Dunworthy se rua dans la pièce et saisit le combiné. L’écran était vierge.
— Il y a quelqu’un ?
— Les lignes sont saturées et ils n’ont conservé que les liaisons audio. Lupe Montoya, à l’appareil. Basingame est-il saumon ou truite ?
— Quoi ? fit Dunworthy en fronçant les sourcils.
— J’ai consacré toute la matinée à appeler des agences de tourisme. Quand j’ai pu établir la liaison, je me suis entendu répondre que l’endroit où il a pu aller dépend de ce qu’il pêche. A-t-il des amis qui pourraient me renseigner ?
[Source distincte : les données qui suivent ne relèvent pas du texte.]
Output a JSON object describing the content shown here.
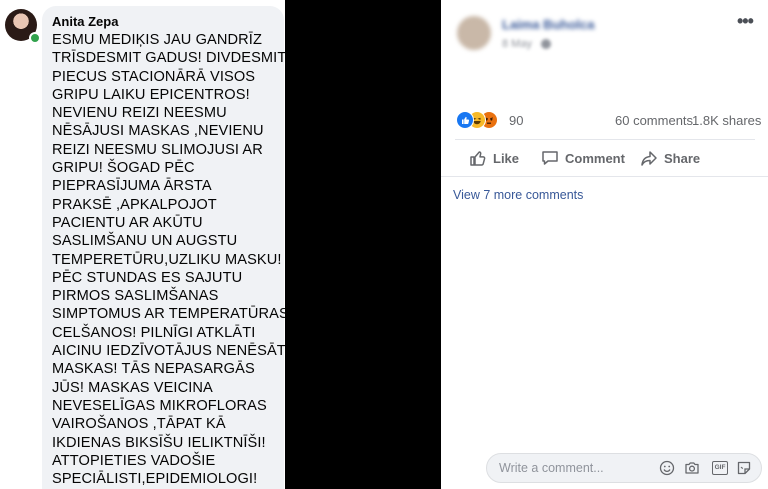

— Je ne sais pas. Mademoiselle Montoya, j’attends un appel important…
— J’ai tout essayé… même son coiffeur. Sa femme prétend qu’il ne lui a pas dit où il allait. J’espère qu’il n’a pas inventé cette histoire de pêche écossaise pour s’éclipser avec sa maîtresse.
— Je vois mal M. Basingame…
— D’accord, mais comment expliquez-vous que nul ne sait où il est ? Et pourquoi il n’a pas essayé de nous joindre ? On a pourtant parlé de l’épidémie dans tous les journaux et à la télévision.
— Mademoiselle Montoya, je…
— Compris, je vais devoir contacter les spécialistes du saumon et les spécialistes de la truite. Je vous rappelle dès que j’ai du nouveau.
Elle raccrocha. Dunworthy en fit autant, certain qu’Andrews avait essayé de le joindre pendant qu’elle occupait la ligne.
— Vous m’avez dit qu’il y avait eu des tas d’épidémies au Moyen Âge, pas vrai ? demanda Colin.
Assis devant la fenêtre, il feuilletait le livre et grignotait les petits pains.
— C’est exact.
— Je ne trouve pas où ils en parlent, dans ce bouquin. À quoi faut-il chercher ?
— Essaie « peste noire ».
Dunworthy attendit un quart d’heure puis fit un nouvel essai. Les lignes étaient toujours saturées.